We got about this far, as seen in the picture above, before we realized we were running out of stone once again! I ever so cautiously called C, gee, this was twice in one year.....and asked him if he could maybe, sort of, um, please? get us some more rock? Loading stone this size is not easy on anyone's equipment and even though his machinery was more than big enough to handle the job, the stone wears out teeth on buckets really fast, too. (He is such a good sport.)
Luckily for us, he wasn't too busy and agreed to go to the quarry again. This time, C hired a rock hauling semi-tractor trailer to bring in the stone. Oh, what a difference it was seeing this rock come in!
|We've hit the big time now, it's a semi!! November 2004|
|The nice big semi brought us six more loads|
Joel stayed home from school that morning just to see the first load tipped out of the truck. The earth definitely moved again.
|Heads up! Rockslide!|
|In this picture, you can see the box much better...this is what is known as a 'rock box'...the bottom is reinforced and the side are rounded so rocks come out more easily without getting wedged in the truck.|
|Carl, age 46, outstanding on one of the six piles of new rock.
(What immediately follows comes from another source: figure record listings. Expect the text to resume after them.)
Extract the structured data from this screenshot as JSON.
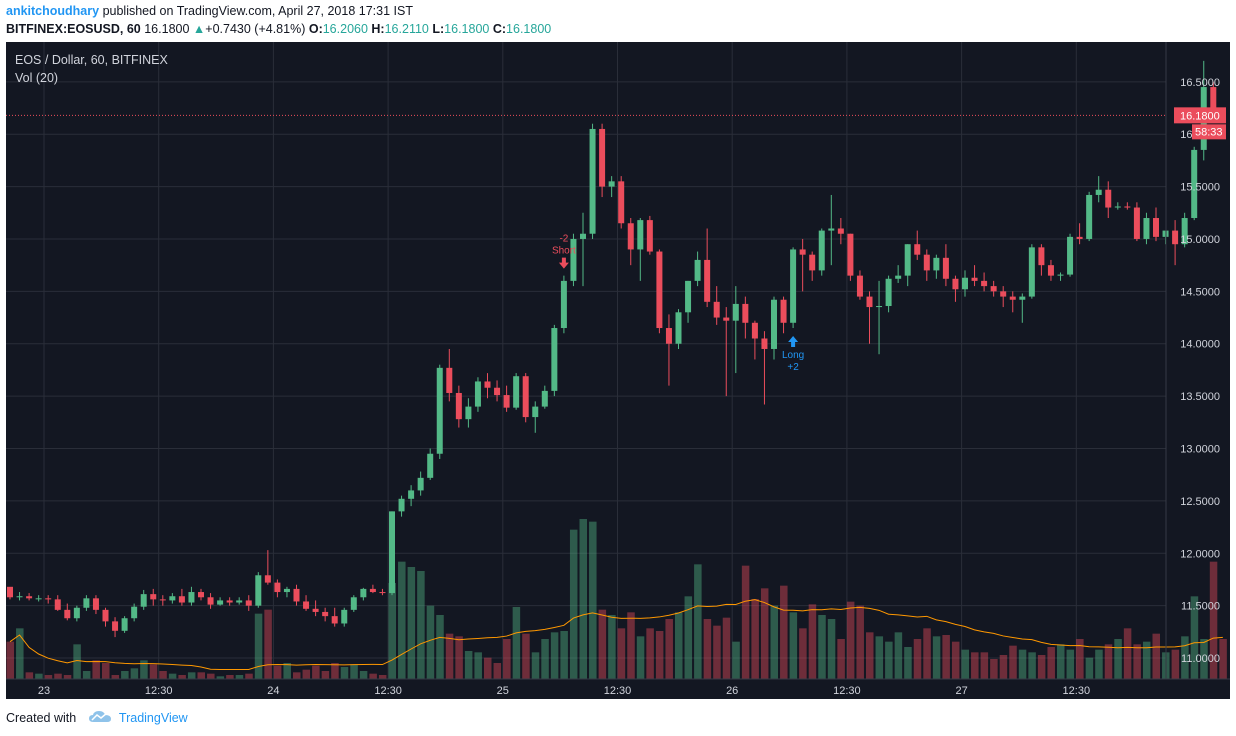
{
  "header": {
    "user": "ankitchoudhary",
    "published_text": "published on TradingView.com, April 27, 2018 17:31 IST",
    "symbol": "BITFINEX:EOSUSD, 60",
    "last": "16.1800",
    "change": "+0.7430 (+4.81%)",
    "o_label": "O:",
    "o_value": "16.2060",
    "h_label": "H:",
    "h_value": "16.2110",
    "l_label": "L:",
    "l_value": "16.1800",
    "c_label": "C:",
    "c_value": "16.1800"
  },
  "legend": {
    "title": "EOS / Dollar, 60, BITFINEX",
    "vol": "Vol (20)"
  },
  "footer": {
    "created_with": "Created with",
    "brand": "TradingView"
  },
  "colors": {
    "background": "#131722",
    "up": "#53b987",
    "down": "#eb4d5c",
    "grid": "#2a2e39",
    "ma": "#ff9800",
    "price_line": "#eb4d5c",
    "signal_short": "#eb4d5c",
    "signal_long": "#2196f3"
  },
  "chart_data": {
    "type": "candlestick",
    "y_axis_ticks": [
      "16.5000",
      "16.0000",
      "15.5000",
      "15.0000",
      "14.5000",
      "14.0000",
      "13.5000",
      "13.0000",
      "12.5000",
      "12.0000",
      "11.5000",
      "11.0000"
    ],
    "ylim": [
      10.8,
      16.88
    ],
    "x_axis_ticks": [
      "23",
      "12:30",
      "24",
      "12:30",
      "25",
      "12:30",
      "26",
      "12:30",
      "27",
      "12:30"
    ],
    "current_price": {
      "label": "16.1800",
      "value": 16.18,
      "countdown": "58:33"
    },
    "signals": [
      {
        "type": "short",
        "text_top": "-2",
        "text_bottom": "Short",
        "index": 58
      },
      {
        "type": "long",
        "text_top": "Long",
        "text_bottom": "+2",
        "index": 82
      }
    ],
    "vol_ma_period": 20,
    "candles": [
      [
        11.68,
        11.66,
        11.56,
        11.58
      ],
      [
        11.58,
        11.63,
        11.55,
        11.59
      ],
      [
        11.59,
        11.62,
        11.55,
        11.57
      ],
      [
        11.57,
        11.6,
        11.54,
        11.57
      ],
      [
        11.57,
        11.6,
        11.52,
        11.56
      ],
      [
        11.56,
        11.6,
        11.45,
        11.46
      ],
      [
        11.46,
        11.52,
        11.36,
        11.38
      ],
      [
        11.38,
        11.5,
        11.35,
        11.48
      ],
      [
        11.48,
        11.6,
        11.45,
        11.57
      ],
      [
        11.57,
        11.6,
        11.42,
        11.46
      ],
      [
        11.46,
        11.48,
        11.3,
        11.35
      ],
      [
        11.35,
        11.39,
        11.2,
        11.26
      ],
      [
        11.26,
        11.4,
        11.24,
        11.38
      ],
      [
        11.38,
        11.52,
        11.35,
        11.49
      ],
      [
        11.49,
        11.65,
        11.46,
        11.61
      ],
      [
        11.61,
        11.66,
        11.5,
        11.56
      ],
      [
        11.56,
        11.6,
        11.5,
        11.55
      ],
      [
        11.55,
        11.62,
        11.52,
        11.59
      ],
      [
        11.59,
        11.66,
        11.5,
        11.53
      ],
      [
        11.53,
        11.68,
        11.5,
        11.63
      ],
      [
        11.63,
        11.66,
        11.55,
        11.58
      ],
      [
        11.58,
        11.62,
        11.47,
        11.51
      ],
      [
        11.51,
        11.58,
        11.5,
        11.55
      ],
      [
        11.55,
        11.58,
        11.5,
        11.53
      ],
      [
        11.53,
        11.58,
        11.51,
        11.55
      ],
      [
        11.55,
        11.6,
        11.45,
        11.5
      ],
      [
        11.5,
        11.82,
        11.48,
        11.79
      ],
      [
        11.79,
        12.03,
        11.7,
        11.72
      ],
      [
        11.72,
        11.75,
        11.58,
        11.63
      ],
      [
        11.63,
        11.68,
        11.58,
        11.66
      ],
      [
        11.66,
        11.7,
        11.5,
        11.54
      ],
      [
        11.54,
        11.6,
        11.45,
        11.47
      ],
      [
        11.47,
        11.55,
        11.4,
        11.44
      ],
      [
        11.44,
        11.48,
        11.35,
        11.4
      ],
      [
        11.4,
        11.48,
        11.3,
        11.33
      ],
      [
        11.33,
        11.48,
        11.3,
        11.46
      ],
      [
        11.46,
        11.6,
        11.44,
        11.58
      ],
      [
        11.58,
        11.67,
        11.55,
        11.66
      ],
      [
        11.66,
        11.7,
        11.62,
        11.63
      ],
      [
        11.63,
        11.66,
        11.6,
        11.62
      ],
      [
        11.62,
        12.4,
        11.6,
        12.4
      ],
      [
        12.4,
        12.55,
        12.35,
        12.52
      ],
      [
        12.52,
        12.65,
        12.45,
        12.6
      ],
      [
        12.6,
        12.78,
        12.55,
        12.72
      ],
      [
        12.72,
        13.0,
        12.7,
        12.95
      ],
      [
        12.95,
        13.8,
        12.9,
        13.77
      ],
      [
        13.77,
        13.95,
        13.45,
        13.53
      ],
      [
        13.53,
        13.6,
        13.2,
        13.28
      ],
      [
        13.28,
        13.48,
        13.2,
        13.4
      ],
      [
        13.4,
        13.68,
        13.35,
        13.64
      ],
      [
        13.64,
        13.72,
        13.48,
        13.58
      ],
      [
        13.58,
        13.65,
        13.45,
        13.51
      ],
      [
        13.51,
        13.6,
        13.35,
        13.39
      ],
      [
        13.39,
        13.72,
        13.37,
        13.69
      ],
      [
        13.69,
        13.72,
        13.25,
        13.3
      ],
      [
        13.3,
        13.45,
        13.15,
        13.4
      ],
      [
        13.4,
        13.6,
        13.38,
        13.55
      ],
      [
        13.55,
        14.18,
        13.5,
        14.15
      ],
      [
        14.15,
        14.65,
        14.1,
        14.6
      ],
      [
        14.6,
        15.05,
        14.55,
        15.0
      ],
      [
        15.0,
        15.25,
        14.55,
        15.05
      ],
      [
        15.05,
        16.1,
        15.0,
        16.05
      ],
      [
        16.05,
        16.1,
        15.4,
        15.5
      ],
      [
        15.5,
        15.6,
        15.4,
        15.55
      ],
      [
        15.55,
        15.6,
        15.1,
        15.15
      ],
      [
        15.15,
        15.2,
        14.75,
        14.9
      ],
      [
        14.9,
        15.2,
        14.6,
        15.18
      ],
      [
        15.18,
        15.22,
        14.85,
        14.88
      ],
      [
        14.88,
        14.9,
        14.1,
        14.15
      ],
      [
        14.15,
        14.28,
        13.6,
        14.0
      ],
      [
        14.0,
        14.33,
        13.95,
        14.3
      ],
      [
        14.3,
        14.6,
        14.2,
        14.6
      ],
      [
        14.6,
        14.88,
        14.55,
        14.8
      ],
      [
        14.8,
        15.1,
        14.35,
        14.4
      ],
      [
        14.4,
        14.55,
        14.18,
        14.25
      ],
      [
        14.25,
        14.35,
        13.5,
        14.22
      ],
      [
        14.22,
        14.55,
        13.72,
        14.38
      ],
      [
        14.38,
        14.45,
        14.05,
        14.2
      ],
      [
        14.2,
        14.22,
        13.85,
        14.05
      ],
      [
        14.05,
        14.12,
        13.42,
        13.95
      ],
      [
        13.95,
        14.45,
        13.85,
        14.42
      ],
      [
        14.42,
        14.45,
        14.1,
        14.2
      ],
      [
        14.2,
        14.92,
        14.15,
        14.9
      ],
      [
        14.9,
        15.0,
        14.5,
        14.85
      ],
      [
        14.85,
        14.88,
        14.6,
        14.7
      ],
      [
        14.7,
        15.1,
        14.65,
        15.08
      ],
      [
        15.08,
        15.42,
        14.75,
        15.1
      ],
      [
        15.1,
        15.2,
        14.95,
        15.05
      ],
      [
        15.05,
        15.05,
        14.6,
        14.65
      ],
      [
        14.65,
        14.7,
        14.42,
        14.45
      ],
      [
        14.45,
        14.5,
        14.0,
        14.35
      ],
      [
        14.35,
        14.6,
        13.9,
        14.36
      ],
      [
        14.36,
        14.65,
        14.3,
        14.62
      ],
      [
        14.62,
        14.75,
        14.58,
        14.65
      ],
      [
        14.65,
        14.95,
        14.55,
        14.95
      ],
      [
        14.95,
        15.08,
        14.8,
        14.85
      ],
      [
        14.85,
        14.9,
        14.6,
        14.7
      ],
      [
        14.7,
        14.85,
        14.62,
        14.82
      ],
      [
        14.82,
        14.95,
        14.55,
        14.62
      ],
      [
        14.62,
        14.65,
        14.4,
        14.52
      ],
      [
        14.52,
        14.7,
        14.45,
        14.63
      ],
      [
        14.63,
        14.75,
        14.55,
        14.6
      ],
      [
        14.6,
        14.68,
        14.5,
        14.55
      ],
      [
        14.55,
        14.6,
        14.45,
        14.5
      ],
      [
        14.5,
        14.55,
        14.35,
        14.45
      ],
      [
        14.45,
        14.5,
        14.3,
        14.42
      ],
      [
        14.42,
        14.48,
        14.2,
        14.45
      ],
      [
        14.45,
        14.95,
        14.43,
        14.92
      ],
      [
        14.92,
        14.95,
        14.65,
        14.75
      ],
      [
        14.75,
        14.8,
        14.6,
        14.65
      ],
      [
        14.65,
        14.68,
        14.6,
        14.66
      ],
      [
        14.66,
        15.05,
        14.64,
        15.02
      ],
      [
        15.02,
        15.15,
        14.95,
        15.0
      ],
      [
        15.0,
        15.45,
        14.98,
        15.42
      ],
      [
        15.42,
        15.6,
        15.35,
        15.47
      ],
      [
        15.47,
        15.55,
        15.2,
        15.3
      ],
      [
        15.3,
        15.35,
        15.28,
        15.31
      ],
      [
        15.31,
        15.35,
        15.28,
        15.3
      ],
      [
        15.3,
        15.35,
        14.98,
        15.0
      ],
      [
        15.0,
        15.25,
        14.95,
        15.2
      ],
      [
        15.2,
        15.3,
        14.98,
        15.02
      ],
      [
        15.02,
        15.05,
        14.95,
        15.08
      ],
      [
        15.08,
        15.18,
        14.75,
        14.95
      ],
      [
        14.95,
        15.25,
        14.92,
        15.2
      ],
      [
        15.2,
        15.88,
        15.18,
        15.85
      ],
      [
        15.85,
        16.7,
        15.75,
        16.45
      ],
      [
        16.45,
        16.5,
        16.18,
        16.2
      ],
      [
        16.2,
        16.21,
        16.18,
        16.18
      ]
    ],
    "volume": [
      0.28,
      0.38,
      0.05,
      0.04,
      0.03,
      0.04,
      0.03,
      0.26,
      0.06,
      0.14,
      0.12,
      0.03,
      0.06,
      0.08,
      0.14,
      0.11,
      0.06,
      0.04,
      0.03,
      0.05,
      0.05,
      0.04,
      0.02,
      0.03,
      0.03,
      0.04,
      0.49,
      0.52,
      0.1,
      0.12,
      0.05,
      0.07,
      0.1,
      0.06,
      0.12,
      0.09,
      0.11,
      0.06,
      0.04,
      0.03,
      0.72,
      0.88,
      0.84,
      0.81,
      0.55,
      0.48,
      0.34,
      0.32,
      0.21,
      0.2,
      0.16,
      0.12,
      0.3,
      0.54,
      0.34,
      0.2,
      0.3,
      0.35,
      0.36,
      1.12,
      1.2,
      1.18,
      0.52,
      0.48,
      0.38,
      0.5,
      0.32,
      0.38,
      0.36,
      0.45,
      0.5,
      0.62,
      0.86,
      0.45,
      0.4,
      0.46,
      0.28,
      0.85,
      0.6,
      0.68,
      0.55,
      0.7,
      0.5,
      0.38,
      0.56,
      0.48,
      0.45,
      0.3,
      0.58,
      0.55,
      0.35,
      0.32,
      0.28,
      0.35,
      0.24,
      0.3,
      0.38,
      0.32,
      0.33,
      0.28,
      0.22,
      0.2,
      0.2,
      0.15,
      0.18,
      0.25,
      0.22,
      0.2,
      0.18,
      0.24,
      0.26,
      0.22,
      0.3,
      0.16,
      0.22,
      0.26,
      0.3,
      0.38,
      0.26,
      0.28,
      0.34,
      0.2,
      0.22,
      0.32,
      0.62,
      0.3,
      0.88,
      0.3
    ]
  }
}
November 2004|
Once again, while the guys were at work and school, I was out in the field, sorting stones by size into pallets and tossing the smaller stuff into the trailer. I had no need for extra exercise while doing this sort of work; though I have never been thin, there's something about throwing rocks around all day that builds muscle. (I need to get back to throwing rocks!) When Carl and Joel came home from work and school, we went back to work placing stone for the Escarpment.
|Late November 2004. As far as we would get with the Escarpment.|
Finally, the weather started turning colder again, it was late November and time to quit for the season once more.
Time to head into the house and get ready for Christmas 2004.